ARMS and armor are all-important in secular and sacred warfare, but how to wield the one and wear the other must be learned. The God of battle seldom makes a raw soldier into a great leader all at once. Moses tarries in Horeb, and Elijah in the desert, and Paul in Arabia, to get a preparation for their work: and with forty days in the wilderness even our Lord’s ministry begins. Uncle John Vassar, the splendid missionary worker, was girded and disciplined in various ways. For these experiences eight years in God’s school were none too long.
He was a novice in religious things, and needed instruction especially in the word of God. Probably he was more ignorant of even the letter of Scripture than many a half-grown boy today. He had not been a member of the Sunday school, nor a regular church attendant by any means, and little of Bible truth lay in his mind excepting such scraps and fragments as home-training might have fastened there. This deficiency he sought, far and fast as possible, to supply. In the brewery where he was employed, he would write down on the walls in the morning two or three short texts to be learned and thought over while at his tasks. On a shelf nearby, or else in his pocket, was kept a small Bible, and when there was an unoccupied moment that would be in his hands. Evenings, when no religious service claimed his time, over that same book he would bend for hours, sometimes on his knees. Thus little by little he acquired that familiarity with the written word which he afterwards displayed, and by which he foiled opposers and silenced cavilers, as his Master did the tempter on the mountain, by quotations apt and irresistible.
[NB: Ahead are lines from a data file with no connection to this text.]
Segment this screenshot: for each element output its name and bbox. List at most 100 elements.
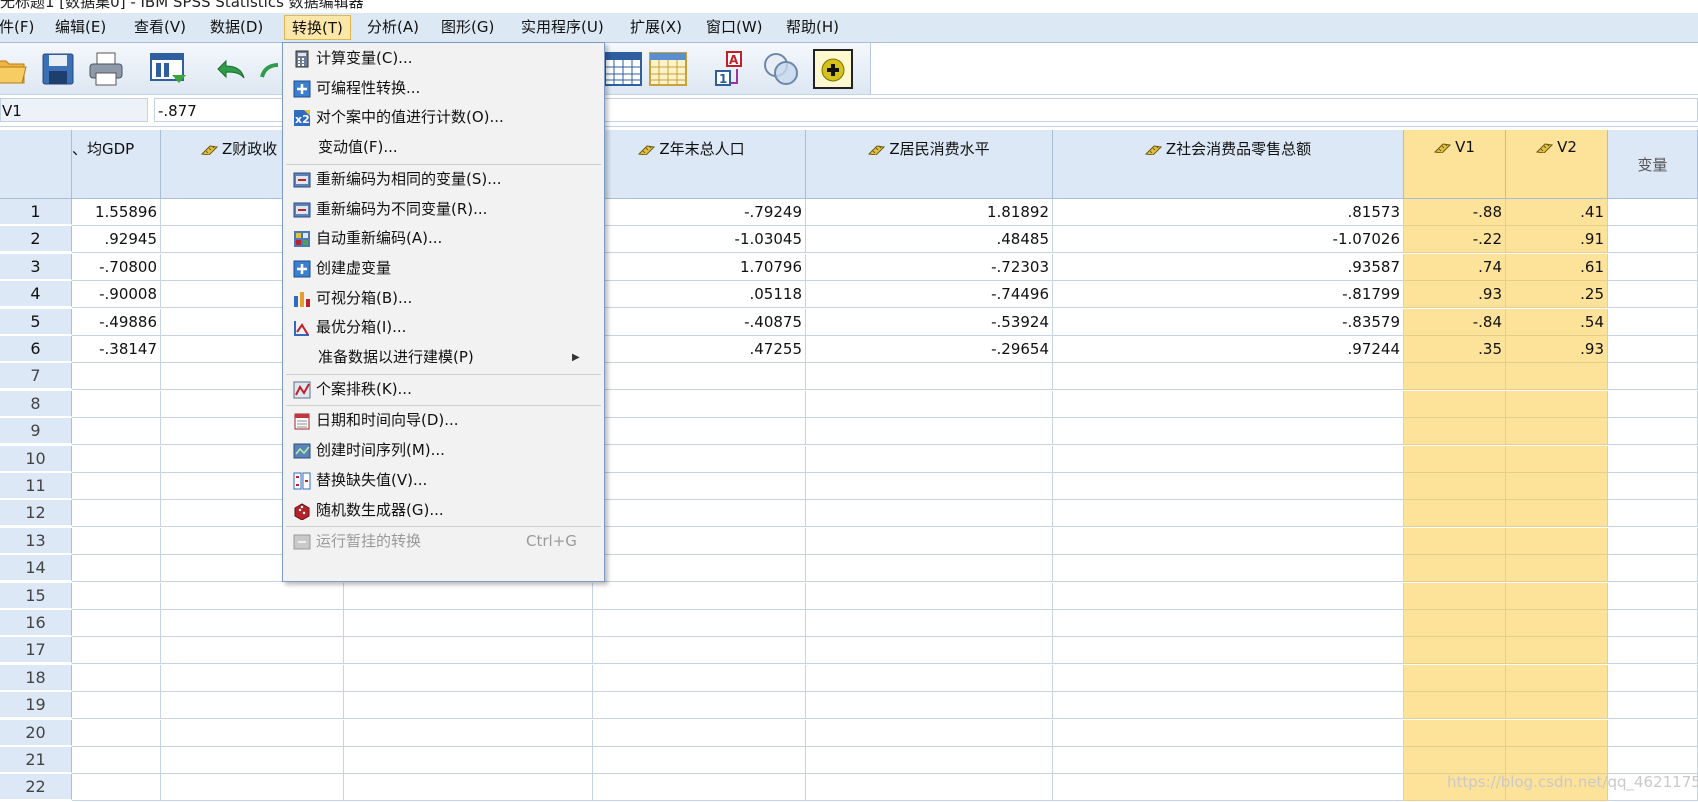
column-header-gdp[interactable]: 、均GDP bbox=[72, 130, 161, 199]
grid-cell[interactable] bbox=[1404, 445, 1506, 473]
split-grid-icon[interactable] bbox=[648, 49, 688, 89]
value-labels-icon[interactable]: A 1 bbox=[713, 49, 753, 89]
grid-cell[interactable] bbox=[1404, 664, 1506, 692]
grid-cell[interactable] bbox=[1506, 473, 1608, 500]
grid-cell[interactable] bbox=[593, 363, 806, 391]
grid-cell[interactable] bbox=[1404, 692, 1506, 720]
grid-cell[interactable] bbox=[1608, 336, 1698, 363]
grid-cell[interactable] bbox=[72, 418, 161, 446]
grid-cell[interactable] bbox=[593, 418, 806, 446]
grid-cell[interactable]: .48485 bbox=[806, 226, 1053, 254]
grid-cell[interactable]: .92945 bbox=[72, 226, 161, 254]
menu-utilities[interactable]: 实用程序(U) bbox=[514, 15, 611, 40]
grid-cell[interactable] bbox=[161, 692, 344, 720]
grid-cell[interactable]: -.84 bbox=[1404, 308, 1506, 336]
grid-cell[interactable] bbox=[806, 747, 1053, 774]
grid-cell[interactable]: -.53924 bbox=[806, 308, 1053, 336]
transform-menu-item[interactable]: 可编程性转换... bbox=[283, 74, 604, 103]
grid-cell[interactable]: .25 bbox=[1506, 281, 1608, 309]
column-header-z-consumption[interactable]: Z居民消费水平 bbox=[806, 130, 1053, 199]
grid-cell[interactable] bbox=[1608, 555, 1698, 583]
grid-cell[interactable] bbox=[593, 774, 806, 802]
grid-cell[interactable] bbox=[1506, 637, 1608, 665]
grid-cell[interactable] bbox=[1404, 390, 1506, 418]
grid-cell[interactable] bbox=[593, 664, 806, 692]
grid-cell[interactable] bbox=[593, 747, 806, 774]
grid-cell[interactable] bbox=[1506, 664, 1608, 692]
grid-cell[interactable] bbox=[1608, 527, 1698, 555]
transform-menu-item[interactable]: 自动重新编码(A)... bbox=[283, 224, 604, 253]
grid-cell[interactable]: -.81799 bbox=[1053, 281, 1404, 309]
grid-cell[interactable] bbox=[593, 527, 806, 555]
grid-cell[interactable]: 1.70796 bbox=[593, 253, 806, 281]
grid-cell[interactable] bbox=[593, 692, 806, 720]
menu-data[interactable]: 数据(D) bbox=[203, 15, 270, 40]
grid-cell[interactable] bbox=[161, 582, 344, 610]
row-number[interactable]: 12 bbox=[0, 500, 72, 527]
grid-cell[interactable] bbox=[72, 445, 161, 473]
grid-cell[interactable] bbox=[1053, 582, 1404, 610]
row-number[interactable]: 6 bbox=[0, 336, 72, 362]
grid-cell[interactable] bbox=[1608, 637, 1698, 665]
grid-cell[interactable] bbox=[344, 582, 593, 610]
grid-cell[interactable] bbox=[1506, 555, 1608, 583]
transform-menu-item[interactable]: 个案排秩(K)... bbox=[283, 375, 604, 404]
transform-menu-item[interactable]: 创建时间序列(M)... bbox=[283, 436, 604, 465]
grid-cell[interactable]: .97244 bbox=[1053, 336, 1404, 363]
grid-cell[interactable] bbox=[593, 555, 806, 583]
row-number[interactable]: 3 bbox=[0, 253, 72, 280]
grid-cell[interactable]: 1.55896 bbox=[72, 199, 161, 226]
grid-cell[interactable] bbox=[344, 637, 593, 665]
grid-cell[interactable] bbox=[593, 473, 806, 500]
grid-cell[interactable] bbox=[806, 390, 1053, 418]
grid-cell[interactable] bbox=[161, 774, 344, 802]
row-number[interactable]: 14 bbox=[0, 555, 72, 582]
grid-cell[interactable]: 1.81892 bbox=[806, 199, 1053, 226]
grid-cell[interactable]: -.79249 bbox=[593, 199, 806, 226]
grid-cell[interactable] bbox=[1506, 747, 1608, 774]
grid-cell[interactable] bbox=[1053, 747, 1404, 774]
grid-cell[interactable] bbox=[806, 500, 1053, 528]
grid-cell[interactable] bbox=[1404, 582, 1506, 610]
grid-cell[interactable]: .74 bbox=[1404, 253, 1506, 281]
menu-extensions[interactable]: 扩展(X) bbox=[623, 15, 689, 40]
menu-transform[interactable]: 转换(T) bbox=[284, 15, 351, 40]
grid-cell[interactable] bbox=[1053, 610, 1404, 637]
grid-cell[interactable] bbox=[344, 692, 593, 720]
grid-cell[interactable]: -.40875 bbox=[593, 308, 806, 336]
grid-cell[interactable] bbox=[72, 582, 161, 610]
grid-cell[interactable] bbox=[1608, 253, 1698, 281]
column-header-v1[interactable]: V1 bbox=[1404, 130, 1506, 199]
grid-cell[interactable]: .61 bbox=[1506, 253, 1608, 281]
menu-graphs[interactable]: 图形(G) bbox=[434, 15, 501, 40]
row-number[interactable]: 22 bbox=[0, 774, 72, 801]
menu-analyze[interactable]: 分析(A) bbox=[360, 15, 426, 40]
transform-menu-item[interactable]: 变动值(F)... bbox=[283, 133, 604, 162]
grid-cell[interactable]: -.90008 bbox=[72, 281, 161, 309]
grid-cell[interactable] bbox=[72, 664, 161, 692]
grid-cell[interactable] bbox=[161, 610, 344, 637]
grid-cell[interactable]: -.88 bbox=[1404, 199, 1506, 226]
grid-cell[interactable] bbox=[1506, 692, 1608, 720]
grid-cell[interactable]: -1.07026 bbox=[1053, 226, 1404, 254]
grid-cell[interactable]: -.72303 bbox=[806, 253, 1053, 281]
menu-view[interactable]: 查看(V) bbox=[127, 15, 193, 40]
grid-cell[interactable] bbox=[806, 363, 1053, 391]
open-folder-icon[interactable] bbox=[0, 49, 30, 89]
transform-menu-item[interactable]: 替换缺失值(V)... bbox=[283, 466, 604, 495]
grid-cell[interactable] bbox=[72, 719, 161, 747]
transform-menu-item[interactable]: 可视分箱(B)... bbox=[283, 284, 604, 313]
transform-menu-item[interactable]: x2 对个案中的值进行计数(O)... bbox=[283, 103, 604, 132]
grid-cell[interactable]: -.38147 bbox=[72, 336, 161, 363]
grid-cell[interactable] bbox=[1608, 664, 1698, 692]
menu-help[interactable]: 帮助(H) bbox=[779, 15, 846, 40]
grid-cell[interactable] bbox=[1404, 610, 1506, 637]
grid-cell[interactable] bbox=[1404, 473, 1506, 500]
grid-cell[interactable]: .93587 bbox=[1053, 253, 1404, 281]
print-icon[interactable] bbox=[86, 49, 126, 89]
row-number[interactable]: 9 bbox=[0, 418, 72, 445]
grid-cell[interactable] bbox=[72, 610, 161, 637]
grid-cell[interactable] bbox=[161, 747, 344, 774]
use-sets-icon[interactable] bbox=[761, 49, 801, 89]
grid-cell[interactable]: .41 bbox=[1506, 199, 1608, 226]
No talent lent him was allowed to rust from disuse. Fast as he got he gave. He believed it to be as wrong to hoard grace as gold. Communion with Christ was only a holy portal through which to pass to the help of man. He began to talk with individuals about their hope: not so pointedly or skillfully as in later years, for tact and fidelity such as characterized him must partly be acquired. But from the start no one spent half an hour in his presence without being made to feel that with John Vassar religion was a real thing.